In the first two weeks of the ARC program, only 139 loans worth $4.6 million were made nationwide, according to the SBA. South Florida District spokeswoman Althea Harris said the good news for small business is there’s plenty of money left. “Small businesses can take time to get prepared. They don’t have to panic.”
Mary and John Downs have operated a Dania Beach metal fabrication shop for more than 30 years. Sales have dropped 30 percent in the recession, and the Downs would like to get an ARC loan to help the business until conditions improves. “It would give us a little breathing room,” Mary Downs said.
But Bank of America, where the Downs do their business banking, told her they are not participating in the debt-reduction loan.

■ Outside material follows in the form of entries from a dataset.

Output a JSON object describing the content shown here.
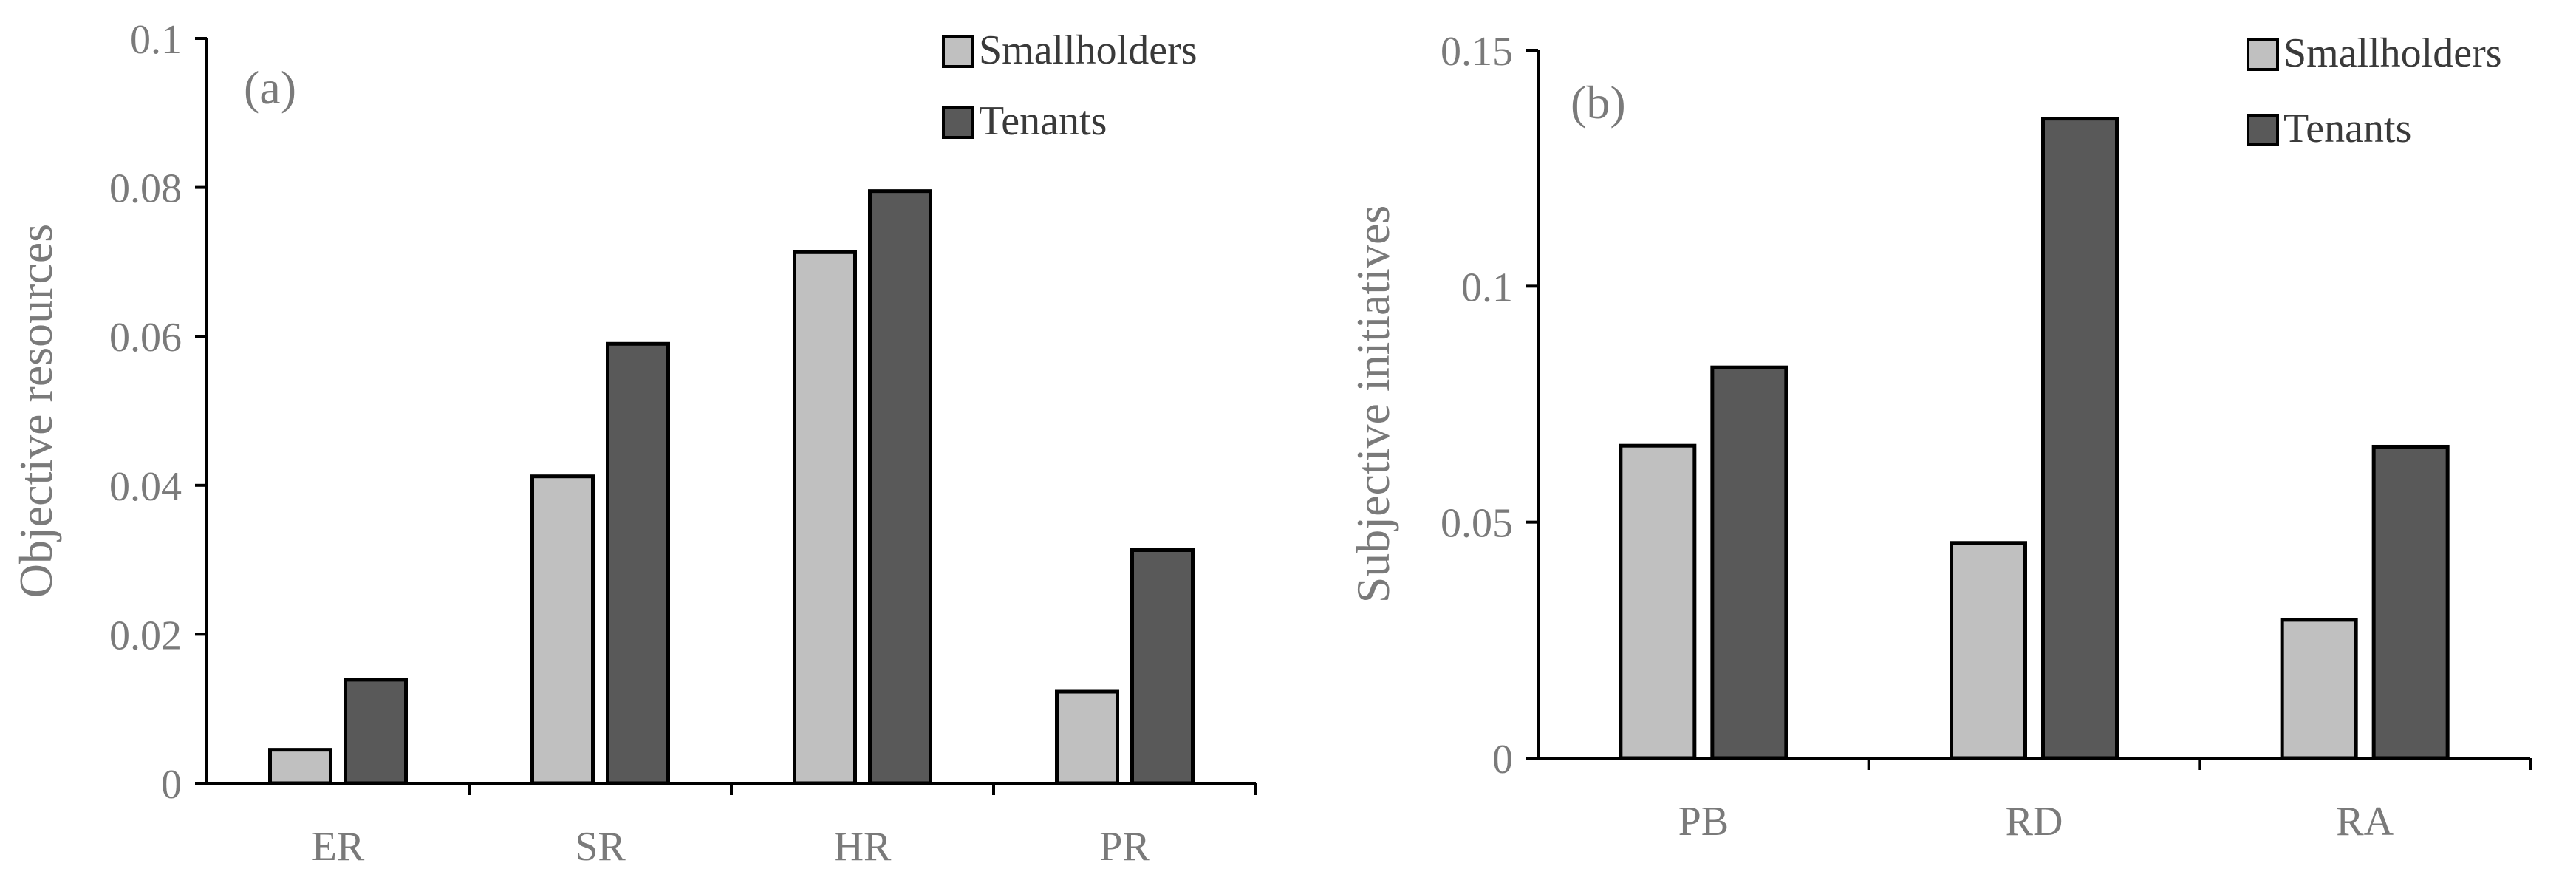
{
  "colors": {
    "smallholders": "#c0c0c0",
    "tenants": "#595959",
    "stroke": "#000000",
    "axis": "#000000"
  },
  "chart_data": [
    {
      "type": "bar",
      "panel_label": "(a)",
      "title": "",
      "xlabel": "",
      "ylabel": "Objective resources",
      "ylim": [
        0,
        0.1
      ],
      "yticks": [
        0,
        0.02,
        0.04,
        0.06,
        0.08,
        0.1
      ],
      "ytick_labels": [
        "0",
        "0.02",
        "0.04",
        "0.06",
        "0.08",
        "0.1"
      ],
      "categories": [
        "ER",
        "SR",
        "HR",
        "PR"
      ],
      "series": [
        {
          "name": "Smallholders",
          "values": [
            0.0045,
            0.0412,
            0.0713,
            0.0123
          ]
        },
        {
          "name": "Tenants",
          "values": [
            0.0139,
            0.059,
            0.0795,
            0.0313
          ]
        }
      ],
      "legend": [
        "Smallholders",
        "Tenants"
      ],
      "legend_position": "top-right",
      "grid": false
    },
    {
      "type": "bar",
      "panel_label": "(b)",
      "title": "",
      "xlabel": "",
      "ylabel": "Subjective initiatives",
      "ylim": [
        0,
        0.15
      ],
      "yticks": [
        0,
        0.05,
        0.1,
        0.15
      ],
      "ytick_labels": [
        "0",
        "0.05",
        "0.1",
        "0.15"
      ],
      "categories": [
        "PB",
        "RD",
        "RA"
      ],
      "series": [
        {
          "name": "Smallholders",
          "values": [
            0.0662,
            0.0456,
            0.0293
          ]
        },
        {
          "name": "Tenants",
          "values": [
            0.0828,
            0.1355,
            0.066
          ]
        }
      ],
      "legend": [
        "Smallholders",
        "Tenants"
      ],
      "legend_position": "top-right",
      "grid": false
    }
  ]
}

Bank of America, which has received $45 billion from the federal government under Troubled Asset Relief and related to its acquisition of Merrill Lynch, said last week it is still reviewing the loan program. “Because of the limited scale of the program, we are evaluating whether this is the most effective way to help small business owners,” said a spokeswoman for Bank of America in an e-mailed response.
A Capital One spokesman also said the lender is not participating in the ARC loan, but has other loans available for small business.
The ARC loans are too expensive for banks to implement, said Christopher Hurn, chief executive of Mercantile Capital Corp., a lender which participates in the SBA’s 504 loans for purchase of real estate or equipment. “They’re doing them as favors to customers.”
Dunn, the SBA official, said the alternative to more bank cooperation is for many small business owners to default on their existing loans.
“The bank is getting a 100 percent guarantee. I don’t understand why a bank wouldn’t take a half hour to save that customer. Is it too much work to save a working family?” he said.
Some small businesses are finding help through community lenders.
Allen Borza and Clara Mateus, husband-and-wife graphic artists in Greenacres, were laid off one day in March within hours of each other. They decided to expand the side business they had started on weekends, rather than frustrate themselves trying to find new jobs in a tight market.
The couple recently snagged a $50,000 loan backed by the SBA. But they didn’t get it from their bankers in South Florida. They found their seed money through Borrego Springs Bank, a Native American-owned bank in California. The bank has a commercial branch in Panama City.
For the fledgling business, called Green Group Studio, to get a loan is “pretty remarkable,” said Phil Scruton, business analyst with the Small Business Development Center at Palm Beach Community College in Boca Raton. “Lenders are looking real hard at resumes and qualifications to do business.”
Dunn said small businesses seeking loans need to be realistic about their business projections when they approach their bank for a loan. “If you’re losing money for three years and bring in projections that you are going to break earnings records, how real is that?”
The hard truth for many small businesses in this recession is that if they can’t show the banker they will rebound and be able to repay the loan, “it might be time to pull the plug,” he said.